Spring snow buries Manitoba, leaves roads dicey and rural schools closed

Like the flip of a switch, Manitoba has gone from a warm, dry spring to the dead of winter.

A storm that arrived Monday has quilted much of the province’s central and southern regions in up to 25 centimetres of heavy, wet snow.

And it’s not done yet.

Environment Canada says another 5-10 centimetres can be expected for Tuesday, with the snowfall warning still covering a broad swath of the province’s midsection.

In addition, visibility is expected to be poor at times as north winds gust up to 60 km/h, whipping around the fresh snow.

Dropping temperatures — a high of –1 C in Winnipeg rather than the normal high of 10 C — have turned the snow into a slushy, icy mix on the roads.

The province is reporting many highways are covered or partly covered by snow.

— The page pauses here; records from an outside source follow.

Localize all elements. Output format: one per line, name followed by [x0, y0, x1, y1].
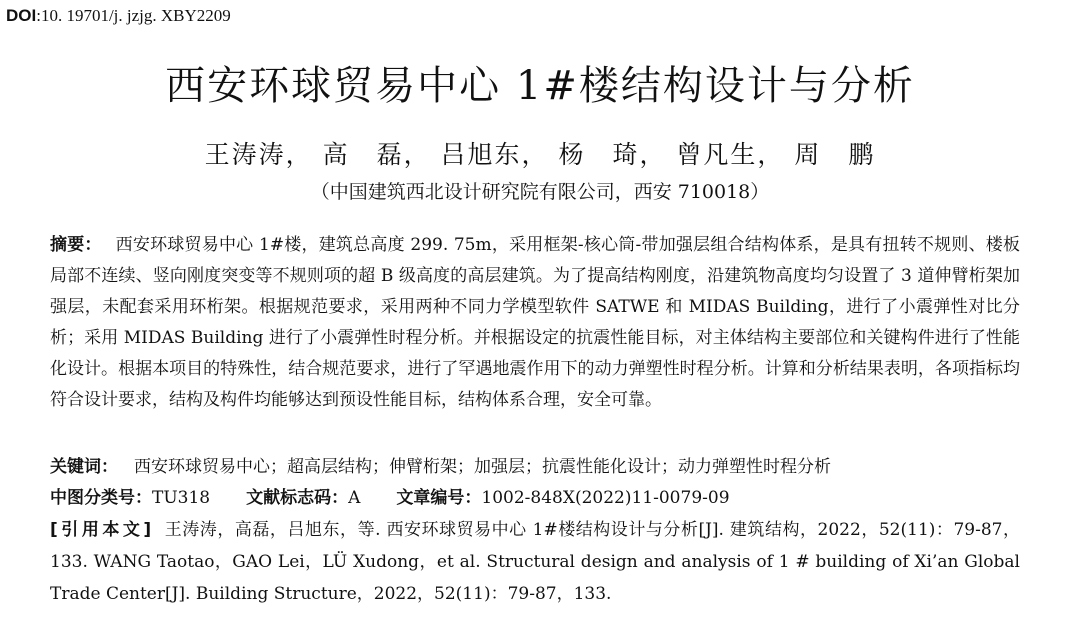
article-number-label: 文章编号：	[396, 488, 482, 508]
keywords-text: 西安环球贸易中心；超高层结构；伸臂桁架；加强层；抗震性能化设计；动力弹塑性时程分析	[134, 457, 831, 477]
keywords-section	[50, 452, 1020, 482]
doi-line	[6, 4, 231, 28]
document-code	[246, 483, 360, 513]
document-code-value: A	[348, 488, 361, 508]
classification-line	[50, 483, 1020, 513]
paper-title: 西安环球贸易中心 1#楼结构设计与分析	[165, 63, 915, 109]
abstract-text: 西安环球贸易中心 1#楼，建筑总高度 299. 75m，采用框架-核心筒-带加强层组合结构体系，是具有扭转不规则、楼板局部不连续、竖向刚度突变等不规则项的超 B 级高度的高层建筑。为了提高结构刚度，沿建筑物高度均匀设置了 3 道伸臂桁架加强层，未配套采用环桁架。根据规范要求，采用两种不同力学模型软件 SATWE 和 MIDAS Building，进行了小震弹性对比分析；采用 MIDAS Building 进行了小震弹性时程分析。并根据设定的抗震性能目标，对主体结构主要部位和关键构件进行了性能化设计。根据本项目的特殊性，结合规范要求，进行了罕遇地震作用下的动力弹塑性时程分析。计算和分析结果表明，各项指标均符合设计要求，结构及构件均能够达到预设性能目标，结构体系合理，安全可靠。	[50, 235, 1020, 410]
keywords-label: 关键词：	[50, 457, 118, 477]
article-number	[396, 483, 729, 513]
article-number-value: 1002-848X(2022)11-0079-09	[481, 488, 730, 508]
citation-label: [引用本文]	[50, 520, 155, 540]
abstract-label: 摘要：	[50, 235, 102, 255]
abstract-section	[50, 230, 1020, 416]
citation-text: 王涛涛，高磊，吕旭东，等. 西安环球贸易中心 1#楼结构设计与分析[J]. 建筑结构，2022，52(11)：79-87，133. WANG Taotao，GAO Lei，LÜ Xudong，et al. Structural design and analysis of 1 # building of Xi’an Global Trade Center[J]. Building Structure，2022，52(11)：79-87，133.	[50, 520, 1020, 604]
citation-section	[50, 514, 1020, 610]
author-list: 王涛涛， 高 磊， 吕旭东， 杨 琦， 曾凡生， 周 鹏	[204, 140, 876, 169]
clc-value: TU318	[152, 488, 211, 508]
clc-number	[50, 483, 210, 513]
document-code-label: 文献标志码：	[246, 488, 349, 508]
doi-value: :10. 19701/j. jzjg. XBY2209	[36, 6, 231, 25]
clc-label: 中图分类号：	[50, 488, 152, 508]
author-affiliation: （中国建筑西北设计研究院有限公司，西安 710018）	[310, 181, 770, 203]
doi-label: DOI	[6, 6, 37, 25]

That has prompted a number of school closures in rural Manitoba for Tuesday, including:

  • Prairie Rose School Division.
  • Red River Valley School Division.
  • Sunrise School Division.
  • Lord Selkirk School Division.
  • Evergreen School Division.
  • Mennonite Collegiate Institute (Gretna).
  • Border Land School Division.

This photo kind of says it all about how the sudden shift in weather fortunes caught Winnipeggers off guard. (Tyson Koschik/CBC)

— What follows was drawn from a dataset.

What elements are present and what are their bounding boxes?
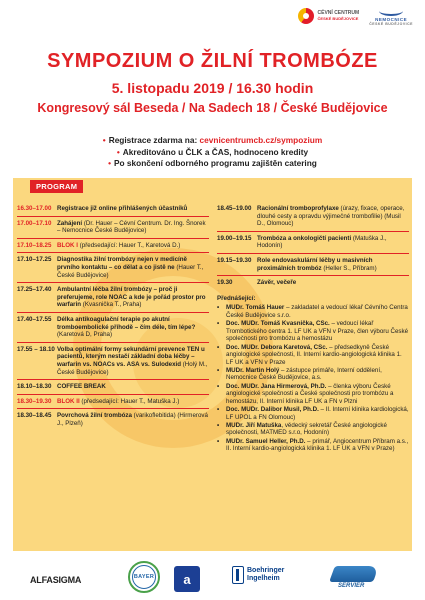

Environment Canada blames a low pressure system stalled over northwestern Ontario for spreading the snow westward into Manitoba.

Winnipeg has received about 20 centimetres so far, with more than half of that coming overnight into Tuesday morning.

The city and areas closer to the international border were not initially included in Monday’s snowfall warning but that changed in the afternoon. Winnipeg and areas south and southeast of it were added as the system muscled its way into more regions.

Winnipeg should be on the lower end of the 5-10 centimetres more that is expected before the snow and wind diminish and move out by the end of the day, said Environment Canada meteorologist Jason Knight.

“The system’s already breaking up a bit. I think the heaviest of it is mostly behind us,” he said, noting the Parklands region is the one that will see the higher end of Tuesday’s amount.

While many are likely grumbling about the storm, some see a bright side.

“I think it’s beautiful. Less pests around, you know — no mosquitoes and stuff like that,” said Max Cook, who was grabbing a coffee in downtown Winnipeg Tuesday morning.

He also considers himself lucky because he hadn’t yet changed out his truck’s snow tires or put out his patio furniture yet.

It’s back to winter in parts of central and southern Manitoba. (John Einarson/CBC)

Knight also noted the benefits to a spring snowstorm. While it’s April showers that are supposed to bring the May flowers, snow works, too.

“We actually depend on these to be bringing in the moisture at this time of year. So a storm like this is kind of unusual in the moment but it’s a very common spring phenomenon,” he said.

“This system was a little unusual in that it just stalled over northwestern Ontario and we ended up with two days of snow.”

Melted down, the white stuff will amount to about 20-25 millimetres of water for the parched farmland, “which puts a good dent in the drought conditions,” said Knight.

“But I don’t think it comes close to replacing the missing moisture over the last six months or so.”

Those melting temperatures should return soon, with Environment Canada calling for a high of 4 C in Winnipeg on Thursday and Friday.